Build system developed and used by Meta Platforms

Buck is a multi-language build system developed and used by Meta Platforms, Inc. It was designed for building small, reusable modules consisting of code and resources within a monorepo. It supports many programming languages, including C++, Swift, Unix Shell, Java, Kotlin, Python, Lua, OCaml, Rust and Go. It can produce binary outputs for a variety of target platforms including iOS, Android, .NET, and Java virtual machine (VM) runtime systems. Licensing for Buck1 is under Apache License 2.0, while Buck2 is under either MIT or Apache 2.0.

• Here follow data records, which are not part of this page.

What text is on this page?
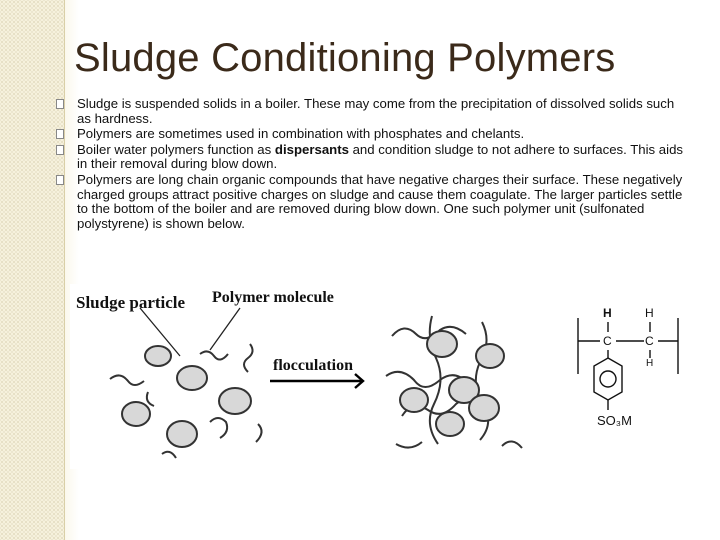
Sludge Conditioning Polymers
Sludge is suspended solids in a boiler. These may come from the precipitation of dissolved solids such as hardness.
Polymers are sometimes used in combination with phosphates and chelants.
Boiler water polymers function as dispersants and condition sludge to not adhere to surfaces. This aids in their removal during blow down.
Polymers are long chain organic compounds that have negative charges their surface. These negatively charged groups attract positive charges on sludge and cause them coagulate. The larger particles settle to the bottom of the boiler and are removed during blow down. One such polymer unit (sulfonated polystyrene) is shown below.
Sludge particle Polymer molecule
flocculation
H	H
C	C
H
SO₃M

Buck requires the explicit declaration of dependencies. Because all dependencies are explicit and Buck has a directed acyclic graph of all source files and build targets, Buck can perform incremental recompilation, only rebuilding targets downstream of files that have changed. Buck computes a key for each target that is a hash of the contents of the files it depends on. It stores a mapping from that key to the build target in a build cache.

== History ==
In 2013, Buck1 was released. One of the key features was the ability to share build results between multiple developers and continuous integration (CI), as Buck1 supports a HTTP Cache API.

In 2023, Buck2 was released, claiming that builds are 2x as fast as compared to Buck1. One of the largest changes from Buck1 is that the core is written in Rust instead of Java, and rules are written outside the core in Starlark (the language created for the Bazel build system).